I just added a new, underprivileged "desktop user," and I was surprised to discover that it can see the files in my home folder.
What is the rational for setting up such lax permissions?
Ubuntu 21.04 and later releases have a secure default, see this blog article (archived link) linked by stackprotector in the comments section:
for new installations of Ubuntu 21.04, or for users created on a machine that has been upgraded to Ubuntu 21.04, home directories will be private by default.
However, the article implies that users created on Ubuntu < 21.04 will not be fixed automatically, even after applying security updates or upgrading to Ubuntu 21.04 or later. These users can be corrected by hand, with the following commands taken from the article.

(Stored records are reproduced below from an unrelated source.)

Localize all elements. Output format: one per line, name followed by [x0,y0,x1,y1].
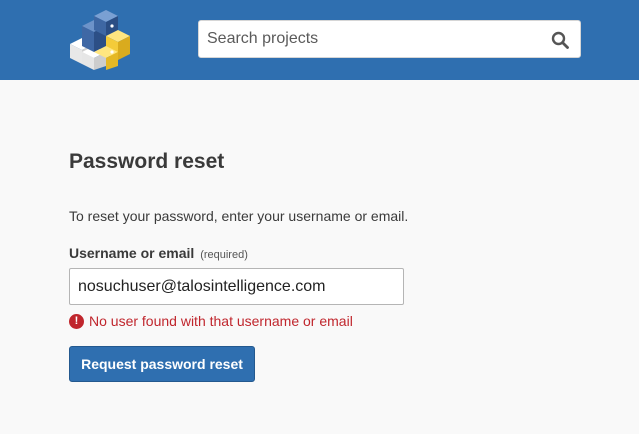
page-title: Password reset [69,150,225,173]
error-message: ! No user found with that username or em… [69,313,353,329]
username-label: Username or email (required) [69,245,248,261]
site-header [0,0,639,80]
request-password-reset-button[interactable]: Request password reset [69,346,255,382]
search-input[interactable] [199,21,529,57]
search-box [198,20,581,58]
required-note: (required) [200,249,248,261]
username-label-text: Username or email [69,245,195,261]
error-icon: ! [69,313,84,329]
username-or-email-field[interactable] [69,268,404,305]
search-icon[interactable] [548,28,572,52]
error-text: No user found with that username or emai… [89,313,353,329]
intro-text: To reset your password, enter your usern… [69,208,409,224]
pypi-logo-icon[interactable] [66,8,138,72]
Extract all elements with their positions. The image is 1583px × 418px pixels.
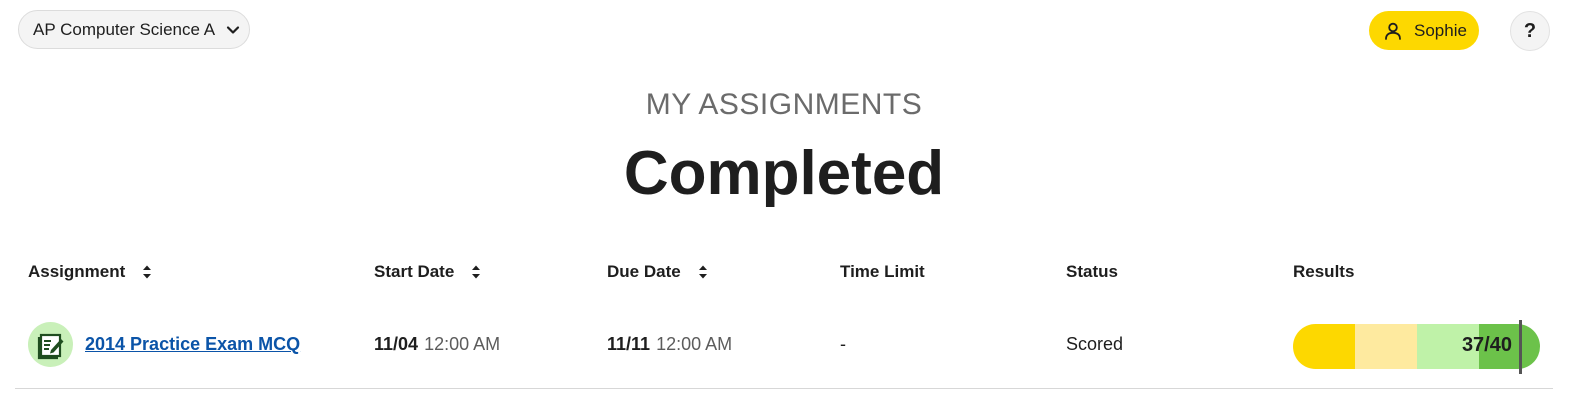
column-header-due-date: Due Date xyxy=(607,262,709,282)
course-selector-label: AP Computer Science A xyxy=(33,19,216,39)
results-segment xyxy=(1293,324,1355,369)
column-header-time-limit: Time Limit xyxy=(840,262,925,282)
page-eyebrow: MY ASSIGNMENTS xyxy=(645,88,923,121)
column-label: Due Date xyxy=(607,262,681,281)
column-header-status: Status xyxy=(1066,262,1118,282)
results-score: 37/40 xyxy=(1461,334,1512,356)
column-label: Results xyxy=(1293,262,1355,281)
column-label: Start Date xyxy=(374,262,455,281)
start-time: 12:00 AM xyxy=(424,334,501,354)
start-date: 11/04 xyxy=(374,334,419,354)
column-header-start-date: Start Date xyxy=(374,262,482,282)
chevron-down-icon xyxy=(225,22,241,38)
column-label: Status xyxy=(1066,262,1118,281)
column-header-results: Results xyxy=(1293,262,1354,282)
start-date-cell: 11/04 12:00 AM xyxy=(374,334,500,355)
sort-icon[interactable] xyxy=(697,262,709,282)
user-icon xyxy=(1383,21,1403,41)
status-cell: Scored xyxy=(1066,334,1124,354)
time-limit-cell: - xyxy=(840,334,846,354)
results-segment xyxy=(1355,324,1417,369)
sort-icon[interactable] xyxy=(141,262,153,282)
row-divider xyxy=(15,388,1553,389)
help-button[interactable]: ? xyxy=(1510,11,1550,51)
column-label: Time Limit xyxy=(840,262,925,281)
page-title: Completed xyxy=(623,139,945,208)
assignment-edit-icon xyxy=(28,322,73,367)
results-marker xyxy=(1519,320,1522,374)
due-date-cell: 11/11 12:00 AM xyxy=(607,334,732,355)
sort-icon[interactable] xyxy=(470,262,482,282)
column-label: Assignment xyxy=(28,262,126,281)
due-time: 12:00 AM xyxy=(656,334,733,354)
assignment-link[interactable]: 2014 Practice Exam MCQ xyxy=(85,334,300,355)
column-header-assignment: Assignment xyxy=(28,262,153,282)
course-selector[interactable]: AP Computer Science A xyxy=(18,10,250,49)
user-name: Sophie xyxy=(1414,20,1467,40)
due-date: 11/11 xyxy=(607,334,651,354)
user-menu-button[interactable]: Sophie xyxy=(1369,11,1479,50)
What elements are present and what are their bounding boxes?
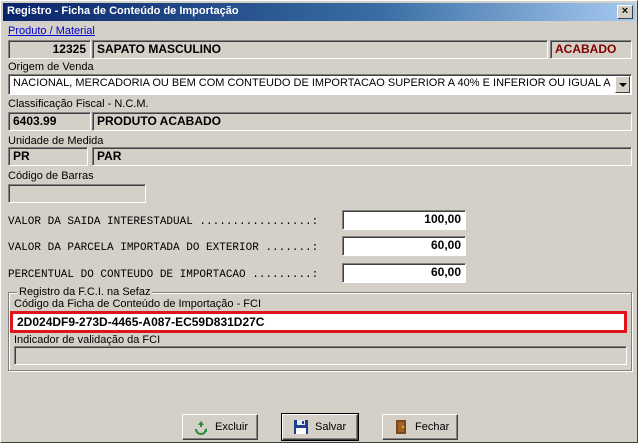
- unidade-code-field[interactable]: PR: [8, 147, 88, 166]
- door-icon: [396, 420, 406, 434]
- valor-saida-label: VALOR DA SAIDA INTERESTADUAL ...........…: [8, 216, 319, 228]
- unidade-label: Unidade de Medida: [8, 135, 104, 147]
- valor-parcela-label: VALOR DA PARCELA IMPORTADA DO EXTERIOR .…: [8, 242, 319, 254]
- salvar-button[interactable]: Salvar: [281, 413, 359, 441]
- percentual-input[interactable]: 60,00: [342, 263, 466, 283]
- window-title: Registro - Ficha de Conteúdo de Importaç…: [7, 5, 239, 17]
- close-icon: ×: [621, 5, 629, 17]
- produto-code-field[interactable]: 12325: [8, 40, 91, 59]
- fci-group-title: Registro da F.C.I. na Sefaz: [17, 286, 153, 298]
- ncm-label: Classificação Fiscal - N.C.M.: [8, 98, 149, 110]
- origem-select[interactable]: NACIONAL, MERCADORIA OU BEM COM CONTEUDO…: [8, 74, 632, 95]
- codigo-barras-label: Código de Barras: [8, 170, 94, 182]
- excluir-button[interactable]: Excluir: [182, 414, 258, 440]
- percentual-label: PERCENTUAL DO CONTEUDO DE IMPORTACAO ...…: [8, 269, 319, 281]
- origem-label: Origem de Venda: [8, 61, 94, 73]
- fci-codigo-input[interactable]: 2D024DF9-273D-4465-A087-EC59D831D27C: [10, 311, 627, 333]
- salvar-label: Salvar: [315, 421, 347, 433]
- origem-select-value: NACIONAL, MERCADORIA OU BEM COM CONTEUDO…: [13, 77, 613, 89]
- fci-indicador-field: [14, 346, 627, 365]
- title-bar: Registro - Ficha de Conteúdo de Importaç…: [3, 3, 635, 21]
- fci-indicador-label: Indicador de validação da FCI: [14, 334, 161, 346]
- produto-link[interactable]: Produto / Material: [8, 25, 95, 37]
- valor-saida-input[interactable]: 100,00: [342, 210, 466, 230]
- fci-window: Registro - Ficha de Conteúdo de Importaç…: [0, 0, 638, 443]
- ncm-code-field[interactable]: 6403.99: [8, 112, 91, 131]
- chevron-down-icon[interactable]: [615, 76, 630, 93]
- ncm-description-field: PRODUTO ACABADO: [92, 112, 632, 131]
- close-window-button[interactable]: ×: [617, 5, 633, 19]
- codigo-barras-field[interactable]: [8, 184, 146, 203]
- fci-codigo-label: Código da Ficha de Conteúdo de Importaçã…: [14, 298, 262, 310]
- recycle-icon: [195, 421, 207, 435]
- floppy-disk-icon: [294, 420, 308, 434]
- produto-status-field: ACABADO: [550, 40, 632, 59]
- fci-codigo-value: 2D024DF9-273D-4465-A087-EC59D831D27C: [17, 315, 265, 329]
- valor-parcela-input[interactable]: 60,00: [342, 236, 466, 256]
- fechar-button[interactable]: Fechar: [382, 414, 458, 440]
- fci-groupbox: Registro da F.C.I. na Sefaz Código da Fi…: [8, 286, 632, 371]
- fechar-label: Fechar: [415, 421, 450, 433]
- produto-name-field[interactable]: SAPATO MASCULINO: [92, 40, 548, 59]
- excluir-label: Excluir: [215, 421, 249, 433]
- unidade-description-field: PAR: [92, 147, 632, 166]
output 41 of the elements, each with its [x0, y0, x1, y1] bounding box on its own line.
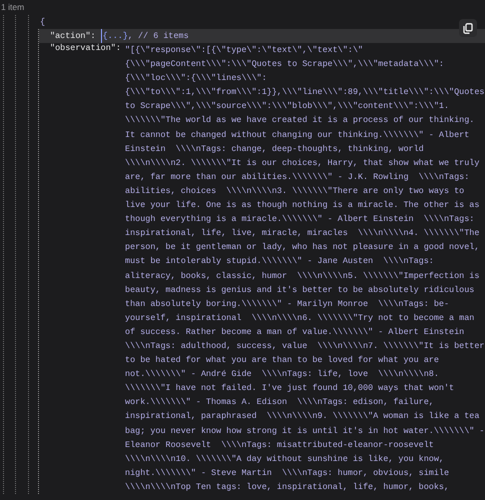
string-value-line: aliteracy, books, classic, humor \\\\n\\\\n5. \\\\\\\"Imperfection is	[125, 270, 480, 282]
string-value-line: must be intolerably stupid.\\\\\\\" - Jane Austen \\\\nTags:	[125, 255, 435, 268]
string-value-line: inspirational, life, live, miracle, miracles \\\\n\\\\n4. \\\\\\\"The	[125, 227, 480, 240]
string-value-line: person, be it gentleman or lady, who has not pleasure in a good novel,	[125, 241, 480, 254]
string-value-line: work.\\\\\\\" - Thomas A. Edison \\\\nTags: edison, failure,	[125, 396, 435, 410]
string-value-line: {\\\"to\\\":1,\\\"from\\\":1}},\\\"line\\\":89,\\\"title\\\":\\\"Quotes	[125, 86, 484, 100]
string-value-line: "[{\"response\":[{\"type\":\"text\",\"text\":\"	[125, 44, 364, 57]
collapsed-object-link[interactable]: {...}	[100, 29, 128, 43]
copy-button[interactable]	[459, 19, 477, 37]
string-value-line: \\\\\\\"The world as we have created it is a process of our thinking.	[125, 114, 476, 128]
string-value-line: are, far more than our abilities.\\\\\\\" - J.K. Rowling \\\\nTags:	[125, 170, 470, 184]
string-value-line: \\\\n\\\\n10. \\\\\\\"A day without sunshine is like, you know,	[125, 452, 445, 466]
string-value-line: \\\\n\\\\n2. \\\\\\\"It is our choices, Harry, that show what we truly	[125, 156, 480, 170]
string-value-line: than absolutely boring.\\\\\\\" - Marilyn Monroe \\\\nTags: be-	[125, 298, 450, 311]
action-row[interactable]: "action": {...}, // 6 items	[39, 29, 485, 43]
string-value-line: It cannot be changed without changing our thinking.\\\\\\\" - Albert	[125, 128, 470, 142]
copy-icon	[463, 22, 473, 34]
string-value-line: abilities, choices \\\\n\\\\n3. \\\\\\\"There are only two ways to	[125, 184, 466, 198]
string-value-line: not.\\\\\\\" - André Gide \\\\nTags: life, love \\\\n\\\\n8.	[125, 368, 440, 382]
string-value-line: though everything is a miracle.\\\\\\\" - Albert Einstein \\\\nTags:	[125, 213, 476, 226]
string-value-line: yourself, inspirational \\\\n\\\\n6. \\\\\\\"Try not to become a man	[125, 312, 476, 325]
string-value-line: to Scrape\\\",\\\"source\\\":\\\"blob\\\",\\\"content\\\":\\\"1.	[125, 100, 450, 114]
string-value-line: \\\\n\\\\nTop Ten tags: love, inspirational, life, humor, books,	[125, 480, 450, 494]
string-value-line: to be hated for what you are than to be loved for what you are	[125, 354, 440, 368]
string-value-line: live your life. One is as though nothing is a miracle. The other is as	[125, 199, 480, 212]
string-value-line: {\\\"pageContent\\\":\\\"Quotes to Scrape\\\",\\\"metadata\\\":	[125, 58, 445, 72]
open-brace: {	[40, 16, 46, 29]
string-value-line: beauty, madness is genius and it's better to be absolutely ridiculous	[125, 284, 476, 297]
observation-key: "observation":	[50, 43, 125, 494]
string-value-line: Einstein \\\\nTags: change, deep-thoughts, thinking, world	[125, 142, 425, 156]
string-value-line: \\\\\\\"I have not failed. I've just found 10,000 ways that won't	[125, 382, 456, 396]
string-value-line: inspirational, paraphrased \\\\n\\\\n9. \\\\\\\"A woman is like a tea	[125, 410, 480, 424]
string-value-line: \\\\nTags: adulthood, success, value \\\\n\\\\n7. \\\\\\\"It is better	[125, 340, 484, 353]
string-value-line: {\\\"loc\\\":{\\\"lines\\\":	[125, 72, 268, 86]
item-count: 1 item	[1, 2, 24, 12]
string-value-line: of success. Rather become a man of value.\\\\\\\" - Albert Einstein	[125, 326, 466, 339]
item-count-comment: , // 6 items	[128, 30, 189, 43]
action-key: "action":	[50, 29, 96, 43]
string-value-line: bag; you never know how strong it is until it's in hot water.\\\\\\\" -	[125, 424, 484, 438]
string-value-line: Eleanor Roosevelt \\\\nTags: misattributed-eleanor-roosevelt	[125, 438, 435, 452]
string-value-line: night.\\\\\\\" - Steve Martin \\\\nTags: humor, obvious, simile	[125, 466, 450, 480]
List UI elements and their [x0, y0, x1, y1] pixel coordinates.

To fix all existing users:
sudo chmod 750 /home/*
To fix the default for users that will be created in the future:
sudo sed -i s/DIR_MODE=0755/DIR_MODE=0750/ /etc/adduser.conf
echo "HOME_MODE 0750" | sudo tee -a /etc/login.defs
For Ubuntu < 21.04:
According to Mark Shuttleworth, Canonical's founder and CEO,
"The majority of users of Ubuntu systems either have exclusive use of the
machine (personal laptop) or are sharing with friends and relatives. We
assume that the people who share the machine are either trusted, or in a
position to hack the machine (boot from USB!) trivially. As a result,
there is little to no benefit"
... from removing those permissions.